- Я на войну боль-се не пойду. Луцьше руки на себя накладу… Покойней, покойней… - он ткнул на себя пальцем - когда здесь сидите, только никомю не сказывайте: не пойду я больше на войну.
Я возвратилась в комнату дежурного в волнении. Спать не хотелось. Ветер грохотал. Ночь выла страшным и извечным воем. Накинувши пальто, я вышла в сени, к заднему крыльцу - рукой уверенной отворила дверь. Черная тьма ринулась на меня, - влажная и душистая, крепко-могучий запах осени. Я знала, эта дверь выходит прямо в поле. И октябрьский ветер невозбранно пролетал над пустынным этим полем, напояя терпким, горьким.
Едва двигая ногами, я прошла дорожкой, к церкви. Здесь шумели в высоте березы, шумом мощным, бесконечным, и торжественная грусть предстала предо мною - в одиночестве и тьме. Я перешла тропинкою канаву и взошла на кладбище. Села на плиту, знакомую, полуушедшую под землю и замшелую. "Никто же весть ни дня, ни часа, егда придет Сын Человеческий", - надпись запомнила я еще днем. Великий мрак сошел мне в душу, великая печаль и умиление. Я ощутила сразу всех, и здесь лежавших, успокоившихся под землей, и жизнью наслаждавшихся в сияющих столицах, а теперь, быть может, стонущих в окопах, блиндажах, болотах, и вот грозной ночью ждущих смерти. Ощутила и своих Крысанов, Кэлок и Халюзиных, и моих близких - сына, мужа и отца, себя - всех на краю бездонной бездны в черноте ночей и мраке бурь. Вот жизнь! Вот блеск, любовь и красота, и наслаждение и трепет… Пусть! Трагедия, но, не боюсь. Вот я одна на кладбище, и мне не страшны мертвецы.
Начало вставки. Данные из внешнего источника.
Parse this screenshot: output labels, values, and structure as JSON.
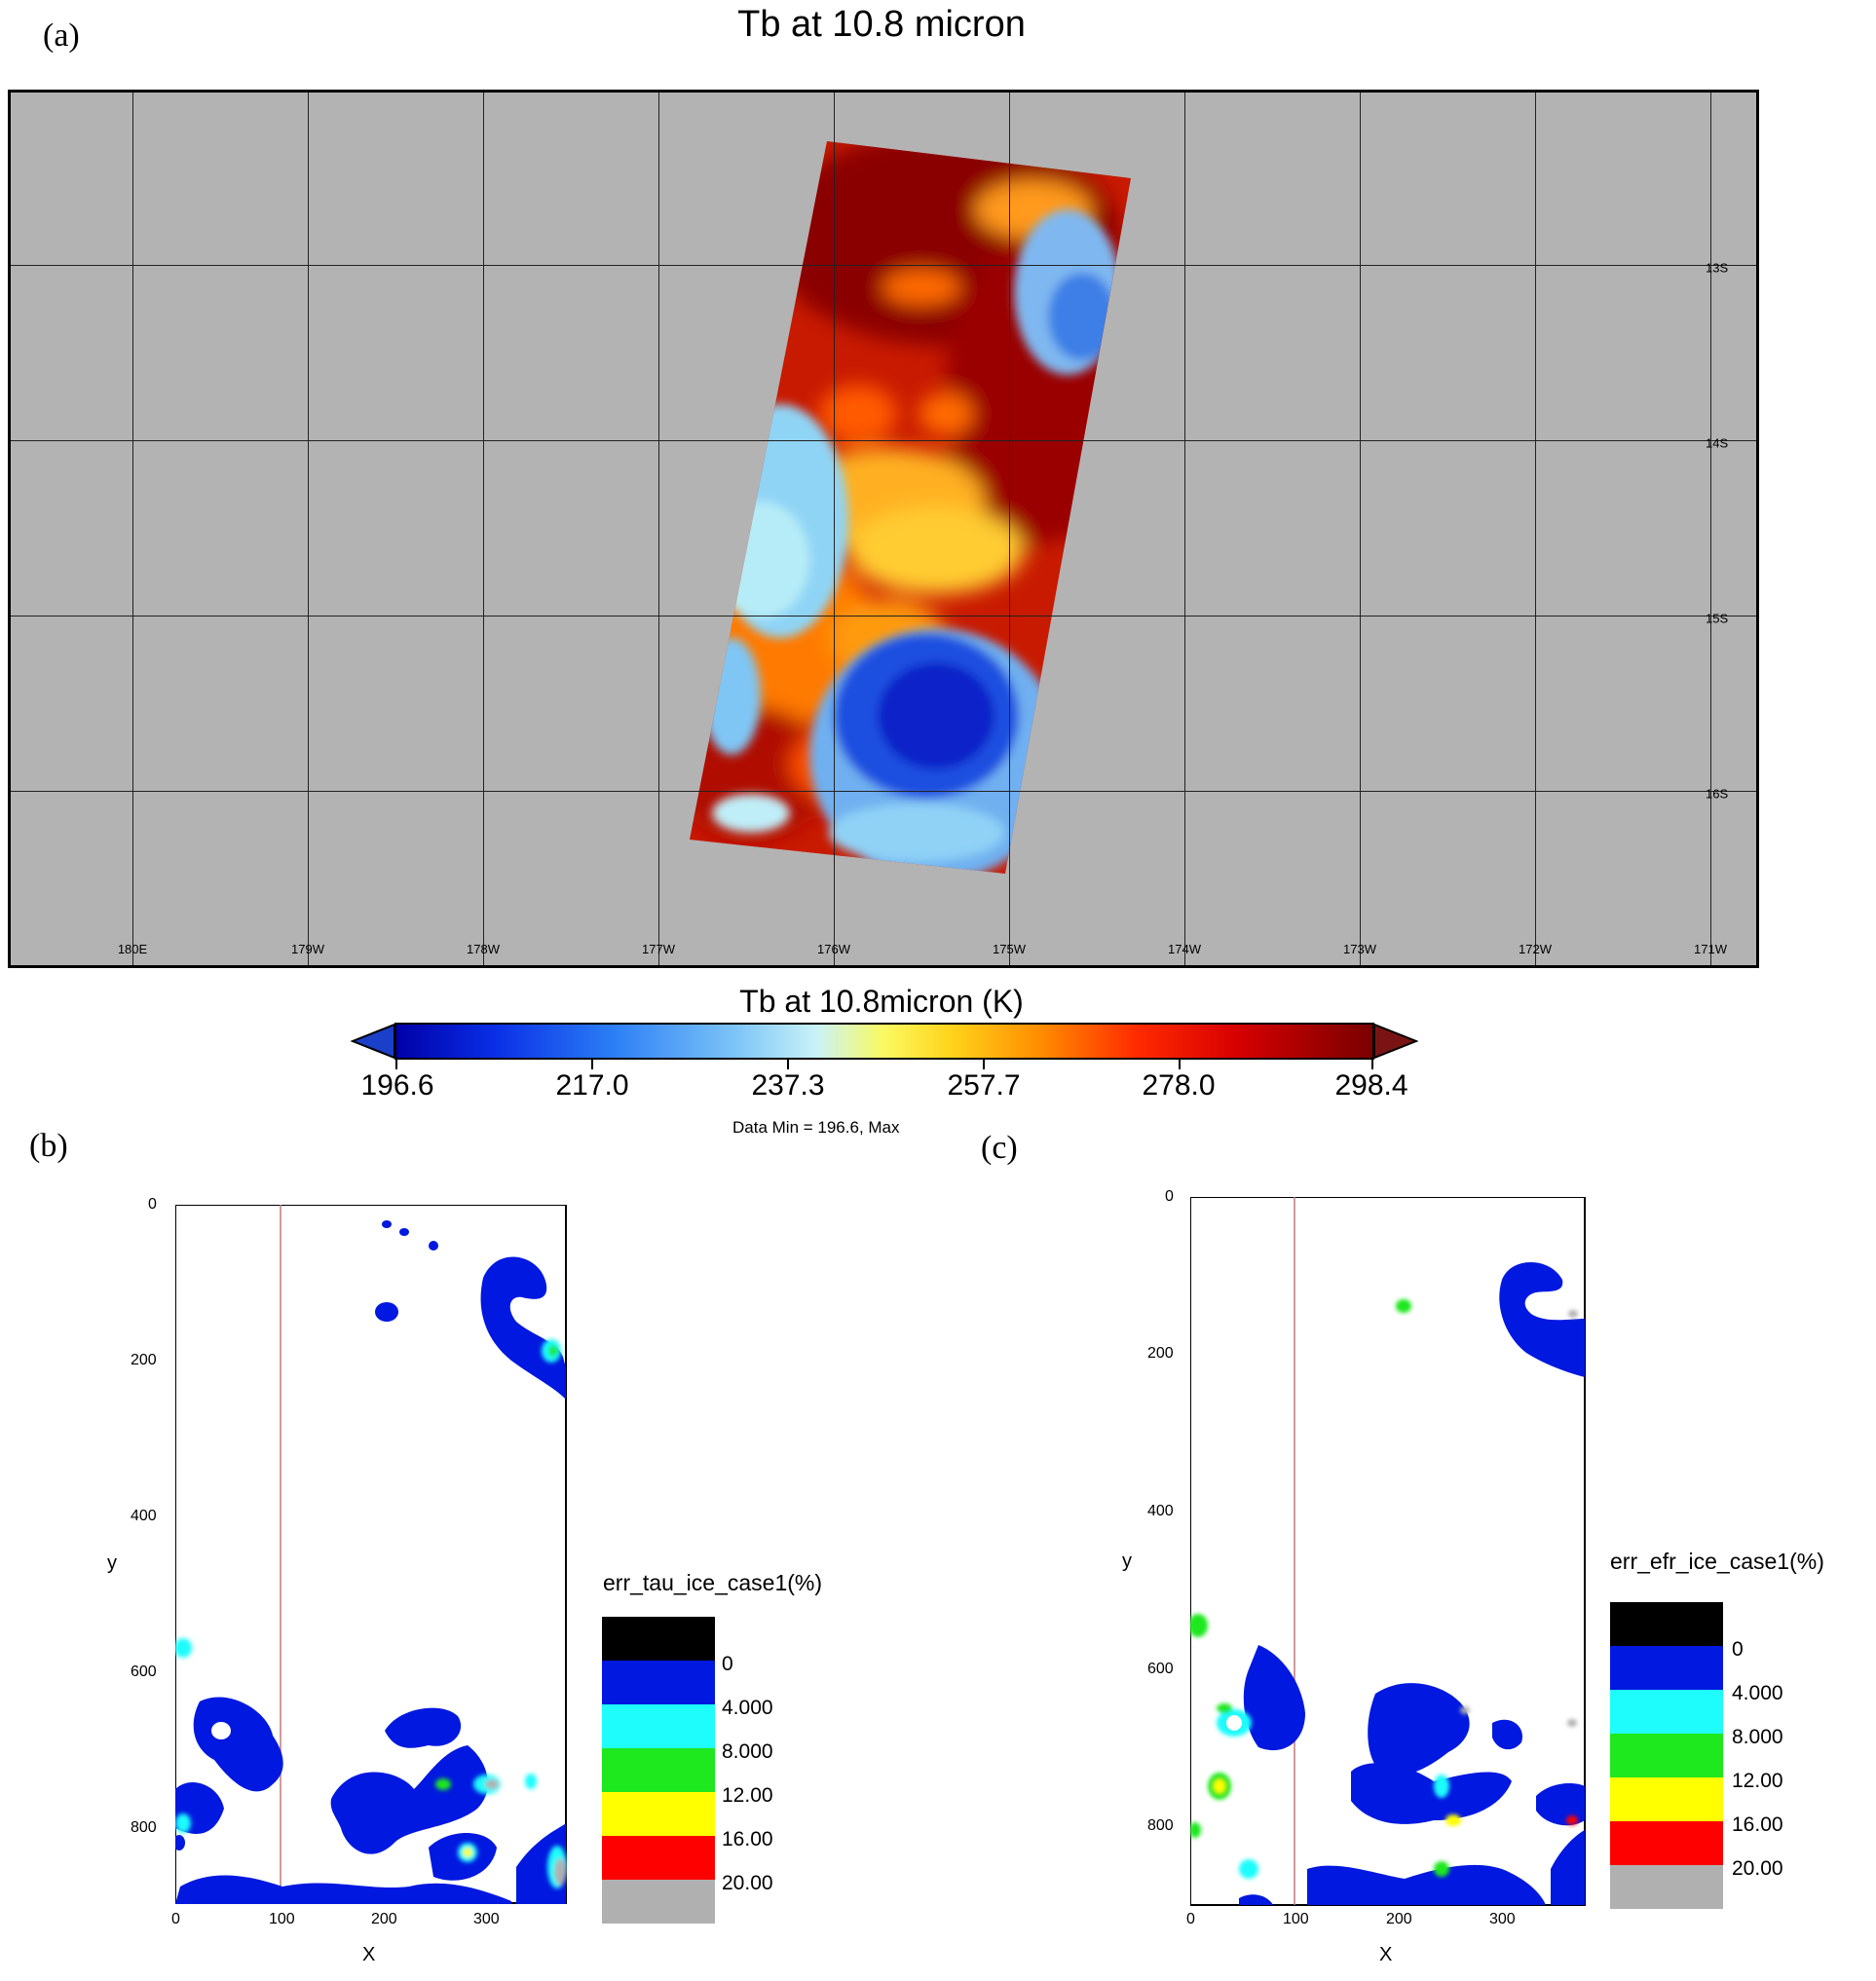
{
  "panels": {
    "a": {
      "label": "(a)",
      "title": "Tb at 10.8 micron",
      "lon_labels": [
        "180E",
        "179W",
        "178W",
        "177W",
        "176W",
        "175W",
        "174W",
        "173W",
        "172W",
        "171W"
      ],
      "lat_labels": [
        "13S",
        "14S",
        "15S",
        "16S"
      ],
      "colorbar": {
        "title": "Tb at 10.8micron (K)",
        "ticks": [
          "196.6",
          "217.0",
          "237.3",
          "257.7",
          "278.0",
          "298.4"
        ],
        "note": "Data Min = 196.6, Max"
      }
    },
    "b": {
      "label": "(b)",
      "xlabel": "X",
      "ylabel": "y",
      "xticks": [
        "0",
        "100",
        "200",
        "300"
      ],
      "yticks": [
        "0",
        "200",
        "400",
        "600",
        "800"
      ],
      "legend_title": "err_tau_ice_case1(%)",
      "legend_values": [
        "0",
        "4.000",
        "8.000",
        "12.00",
        "16.00",
        "20.00"
      ]
    },
    "c": {
      "label": "(c)",
      "xlabel": "X",
      "ylabel": "y",
      "xticks": [
        "0",
        "100",
        "200",
        "300"
      ],
      "yticks": [
        "0",
        "200",
        "400",
        "600",
        "800"
      ],
      "legend_title": "err_efr_ice_case1(%)",
      "legend_values": [
        "0",
        "4.000",
        "8.000",
        "12.00",
        "16.00",
        "20.00"
      ]
    }
  },
  "legend_colors": [
    "#000000",
    "#0018e0",
    "#1efcfc",
    "#1ee81e",
    "#ffff00",
    "#ff0000",
    "#b0b0b0"
  ],
  "chart_data": [
    {
      "type": "heatmap",
      "title": "Tb at 10.8 micron",
      "colorbar_label": "Tb at 10.8micron (K)",
      "value_range": [
        196.6,
        298.4
      ],
      "x_axis": "longitude",
      "y_axis": "latitude",
      "lon_range": [
        "180E",
        "171W"
      ],
      "lat_range": [
        "13S",
        "16S"
      ],
      "colormap": "blue-cyan-yellow-red"
    },
    {
      "type": "heatmap",
      "legend_title": "err_tau_ice_case1(%)",
      "levels": [
        0,
        4,
        8,
        12,
        16,
        20
      ],
      "xlabel": "X",
      "ylabel": "y",
      "xlim": [
        0,
        380
      ],
      "ylim": [
        0,
        900
      ]
    },
    {
      "type": "heatmap",
      "legend_title": "err_efr_ice_case1(%)",
      "levels": [
        0,
        4,
        8,
        12,
        16,
        20
      ],
      "xlabel": "X",
      "ylabel": "y",
      "xlim": [
        0,
        380
      ],
      "ylim": [
        0,
        900
      ]
    }
  ]
}
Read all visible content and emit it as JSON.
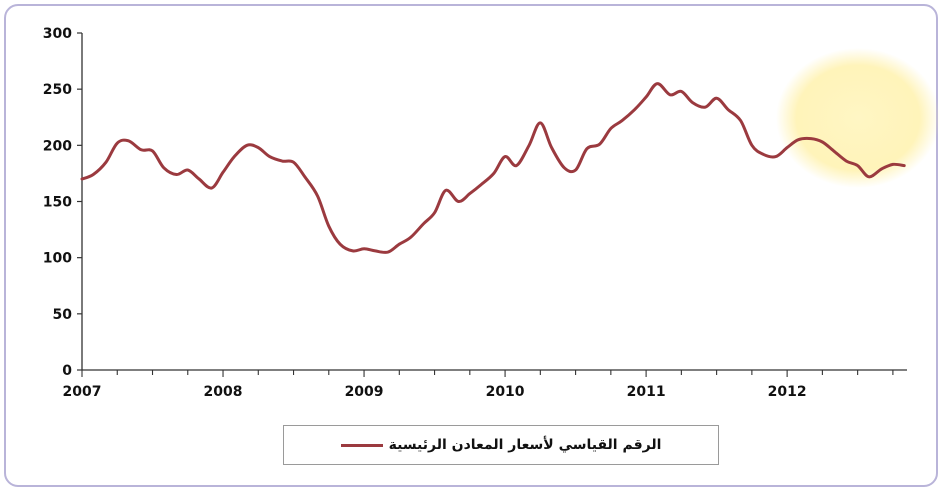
{
  "chart_data": {
    "type": "line",
    "title": "",
    "xlabel": "",
    "ylabel": "",
    "ylim": [
      0,
      300
    ],
    "yticks": [
      0,
      50,
      100,
      150,
      200,
      250,
      300
    ],
    "xlim": [
      2007,
      2012.85
    ],
    "xticks": [
      "2007",
      "2008",
      "2009",
      "2010",
      "2011",
      "2012"
    ],
    "grid": false,
    "legend_position": "bottom",
    "series": [
      {
        "name": "الرقم القياسي لأسعار المعادن الرئيسية",
        "color": "#9b3a3f",
        "x": [
          2007.0,
          2007.08,
          2007.17,
          2007.25,
          2007.33,
          2007.42,
          2007.5,
          2007.58,
          2007.67,
          2007.75,
          2007.83,
          2007.92,
          2008.0,
          2008.08,
          2008.17,
          2008.25,
          2008.33,
          2008.42,
          2008.5,
          2008.58,
          2008.67,
          2008.75,
          2008.83,
          2008.92,
          2009.0,
          2009.08,
          2009.17,
          2009.25,
          2009.33,
          2009.42,
          2009.5,
          2009.58,
          2009.67,
          2009.75,
          2009.83,
          2009.92,
          2010.0,
          2010.08,
          2010.17,
          2010.25,
          2010.33,
          2010.42,
          2010.5,
          2010.58,
          2010.67,
          2010.75,
          2010.83,
          2010.92,
          2011.0,
          2011.08,
          2011.17,
          2011.25,
          2011.33,
          2011.42,
          2011.5,
          2011.58,
          2011.67,
          2011.75,
          2011.83,
          2011.92,
          2012.0,
          2012.08,
          2012.17,
          2012.25,
          2012.33,
          2012.42,
          2012.5,
          2012.58,
          2012.67,
          2012.75,
          2012.83
        ],
        "values": [
          170,
          174,
          185,
          202,
          204,
          196,
          195,
          180,
          174,
          178,
          170,
          162,
          176,
          190,
          200,
          198,
          190,
          186,
          185,
          172,
          155,
          128,
          112,
          106,
          108,
          106,
          105,
          112,
          118,
          130,
          140,
          160,
          150,
          157,
          165,
          175,
          190,
          182,
          200,
          220,
          198,
          180,
          178,
          197,
          201,
          215,
          222,
          232,
          243,
          255,
          245,
          248,
          238,
          234,
          242,
          232,
          222,
          200,
          192,
          190,
          198,
          205,
          206,
          203,
          195,
          186,
          182,
          172,
          179,
          183,
          182
        ]
      }
    ]
  }
}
Если прохлада пробегает по спине, - от великолепия торжественного этой ночи…
Я просидела так довольно долго. А потом то, что хлынуло так бурно и победоносно, стало сваливать, и из хоралов вечности и человечности я, будто просыпаясь, перешла к обыденному. Ясней увидела наш лазарет, тусклую лампочку у Кэлки, - стало вдруг мне близко и понятно, что нельзя надолго их бросать, мало ли - Крысанов застонет, с Кэлкой что-нибудь случится.
И я встала с Апокалипсиса своего, пошла на землю.
У себя в дежурной не могла заснуть. Мерещились то мертвецы, обвалы, взрывы, то Париж блистательный, то солнце в бесконечности Кампаньи.
К полудню приезжала Марья Михайловна, врач, - полная, цветущая, покойная. Халюзину массировали ногу, стригли Крысанову палец, перевязывали, бинтовали. Время до обеда незаметно. За обедом вновь я на посту, не обделить бы щами, поровну раздать кусочки мяса. Меня солдаты называли барыня, а не сестра. Когда, насытившись, брели по койкам и задремывали, мы обедали одни с Марьей Михайловной, в дежурной.
Марья Михайловна поесть любила. От нее пахло иодоформом, в гладко платье, гладких волосах, глазах красивых было ясное и крепкое. Она обгладывала лапку гуся, мною привезенного, и улыбалась.
- Только вы напрасно горячитесь. Сестре в работе надо быть покойной. Впрочем, вы и не совсем сестра, конечно… вы певица, и вон как солдаты вас называют: барыня. Но вы на них хорошо действуете.
Марья Михайловна никак сама уж не была нервна. Жила уединенно, занималась медициной, девочкой своей, читала Михайловского, и когда разбаливались ноги у отца, ездила к нам в Галкино. Отец благоволил к ней. Я уж чувствовала. И теперь он наказал вести ее с собою, непременно.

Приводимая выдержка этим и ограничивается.